Micron makes memory and storage chips, including high-bandwidth memory, which is a key piece in artificial intelligence systems. That puts the company in direct play with firms like Nvidia, whose AI chips need huge amounts of this specialized memory to work at scale. CEO Sanjay Mehrotra called it out directly, saying, “As the only U.S.-based memory manufacturer, Micron is uniquely positioned to capitalize on the AI opportunity ahead.”
Micron’s biggest revenue generator right now is its unit that sells memory to cloud providers. That segment pulled in $4.54 billion during the quarter, more than triple what it made last year. The demand is being driven by AI platforms, many of which rely on cloud services powered by high-performance memory setups.
But not all of the company’s operations are growing. Micron’s data center unit reported $1.57 billion in revenue, which is a 22% decline compared to the same period a year ago. Despite all the hype around AI infrastructure, the drop shows that not every corner of the business is riding the wave at the same speed.

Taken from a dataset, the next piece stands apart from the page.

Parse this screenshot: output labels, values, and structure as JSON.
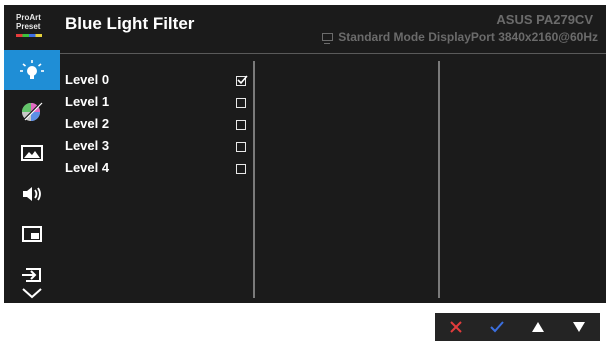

The company’s total revenue was up 46% year-over-year. That kind of jump would usually light up the entire tech sector, but the broader market wasn’t in the mood to celebrate.
On the same day Micron reported strong earnings, the S&P 500 closed down 0.55% at 6,656.92. That came after it touched a new intraday high earlier in the session. The Nasdaq Composite dropped almost 1%, ending at 22,573.47, while the Dow Jones Industrial Average fell 88.76 points, or 0.19%, closing at 46,292.78.
The tech pullback came as investors started questioning whether the AI rally could really last. Nvidia lost 2.8% just one day after it said it would invest $100 billion in OpenAI. The announcement had briefly sent tech stocks soaring, but now some investors are comparing it to the dot-com bubble, especially the dynamic between buyer and supplier.
Another big loser was Oracle, which had jumped more than 50% over three months on AI hype. It slid 4.4% on Tuesday. The concern isn’t just the money, it’s also about whether the U.S. power grid can handle the growth plans these companies are laying out.
Despite the pullback, smaller stocks fared a bit better. The Russell 2000 hit an all-time high during the session before closing down 0.2%. Enthusiasm over the Federal Reserve’s rate cut last week helped support the index.
Still, market watchers are holding their breath for Friday’s release of the Personal Consumption Expenditures price index, the inflation measure the Fed watches most closely. That number could shift expectations again around whether Fed Chair Jerome Powell and the central bank will keep cutting rates. Powell said Tuesday that “equity prices are fairly highly valued” and called the current path “a challenging situation.”